Still on the Iliad and Lovecraft. Picking up Horkheimer and Adorno's Dialectic of Enlightenment.

I’m about halfway through Anna Karenina. After that I’m finally gonna crack open Hegel and the Hermetic Tradition.

I just finished Anna Karenina myself. There's a lot to chew on there, but some of the more interesting points for me were:

  • Despite the main dramatis personae all being high class, there's a big difference wealth differential between Vronsky, who has a really lavish lifestyle, and Dolly, who is basically just scraping by (and not, apparently, due to profligacy).
  • Tolstoy really seems to think that "subsistence" farming where the landowner is barely breaking even (or worse) is a totally reasonable state of affairs and the Russian way of farmwork is just not amenable even in principle to mechanization.

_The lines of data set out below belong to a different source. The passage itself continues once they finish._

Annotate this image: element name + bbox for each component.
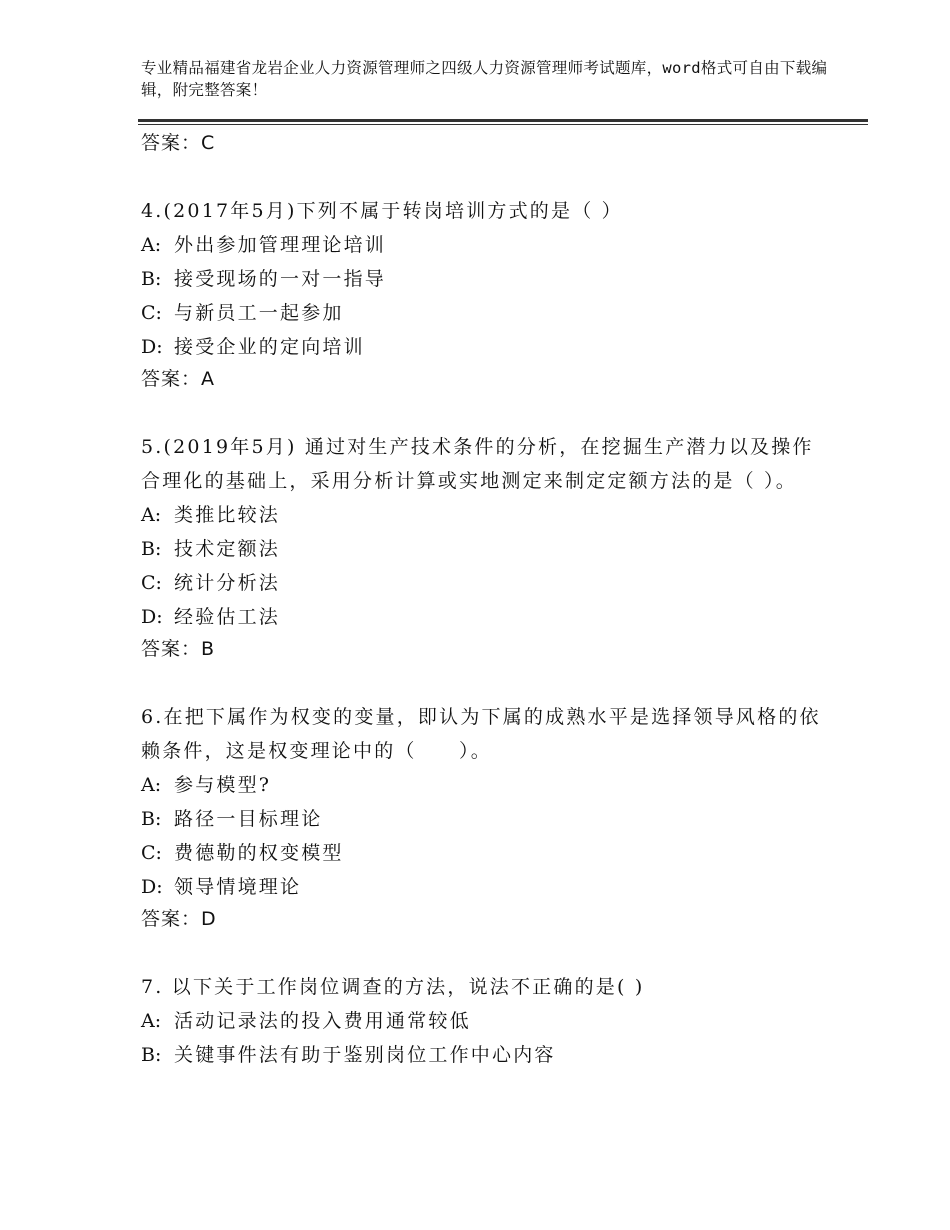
question-title: 4.(2017年5月)下列不属于转岗培训方式的是（ ） [141,200,623,222]
answer-line: 答案：C [141,132,216,154]
option-a [141,768,821,802]
option-letter: C: [141,842,162,864]
option-text: 接受现场的一对一指导 [174,268,387,290]
question-title: 5.(2019年5月) 通过对生产技术条件的分析，在挖掘生产潜力以及操作合理化的基础上，采用分析计算或实地测定来制定定额方法的是（ ）。 [141,436,814,492]
option-text: 统计分析法 [174,572,281,594]
question-4 [141,194,821,396]
option-text: 接受企业的定向培训 [174,336,365,358]
option-text: 类推比较法 [174,504,281,526]
question-5 [141,430,821,666]
option-letter: B: [141,808,162,830]
option-text: 外出参加管理理论培训 [174,234,387,256]
option-b [141,532,821,566]
option-text: 技术定额法 [174,538,281,560]
option-letter: A: [141,504,162,526]
option-c [141,836,821,870]
option-text: 经验估工法 [174,606,281,628]
document-header [141,57,841,101]
option-d [141,600,821,634]
answer-line: 答案：D [141,908,217,930]
answer-line: 答案：B [141,638,216,660]
option-text: 参与模型? [174,774,272,796]
option-c [141,296,821,330]
option-letter: B: [141,268,162,290]
option-letter: D: [141,606,163,628]
option-letter: B: [141,538,162,560]
option-text: 与新员工一起参加 [174,302,344,324]
header-divider-thin [138,124,868,125]
option-letter: A: [141,1010,162,1032]
question-title: 6.在把下属作为权变的变量，即认为下属的成熟水平是选择领导风格的依赖条件，这是权变理论中的（ ）。 [141,706,821,762]
option-d [141,330,821,364]
option-b [141,262,821,296]
header-divider-thick [138,119,868,122]
option-letter: C: [141,302,162,324]
document-body [141,128,821,1072]
option-a [141,228,821,262]
option-letter: D: [141,336,163,358]
option-text: 活动记录法的投入费用通常较低 [174,1010,471,1032]
option-a [141,1004,821,1038]
option-text: 路径一目标理论 [174,808,323,830]
option-b [141,802,821,836]
option-text: 费德勒的权变模型 [174,842,344,864]
option-letter: D: [141,876,163,898]
header-title: 专业精品福建省龙岩企业人力资源管理师之四级人力资源管理师考试题库，word格式可自由下载编辑，附完整答案！ [141,59,828,99]
option-c [141,566,821,600]
question-title: 7. 以下关于工作岗位调查的方法，说法不正确的是( ) [141,976,645,998]
option-letter: C: [141,572,162,594]
option-text: 领导情境理论 [174,876,302,898]
option-b [141,1038,821,1072]
option-a [141,498,821,532]
question-7 [141,970,821,1072]
option-letter: A: [141,234,162,256]
option-letter: B: [141,1044,162,1066]
answer-line: 答案：A [141,368,215,390]
option-text: 关键事件法有助于鉴别岗位工作中心内容 [174,1044,556,1066]
option-letter: A: [141,774,162,796]
option-d [141,870,821,904]
question-6 [141,700,821,936]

Tolstoy really seems to think that "subsistence" farming where the landowner is barely breaking even (or worse) is a totally reasonable state of affairs and the Russian way of farmwork is just not amenable even in principle to mechanization.

He really did think that. There's a short story by him that is quite explicit about his view. It's literally named How much land does a man need?. The classroom interpretation is of course that it's a story about the sin of greed, but it's not.

Why is this not about greed?

To be clear, I did not get the sense from Anna Karenina that Tolstoy was against large holdings per se. It's just that he didn't think that there's any point in trying to save labor or increase profits - you can do that on a large plot or on a small one. Levin certainly seems to have vast tracts of land - forests, fields, etc etc.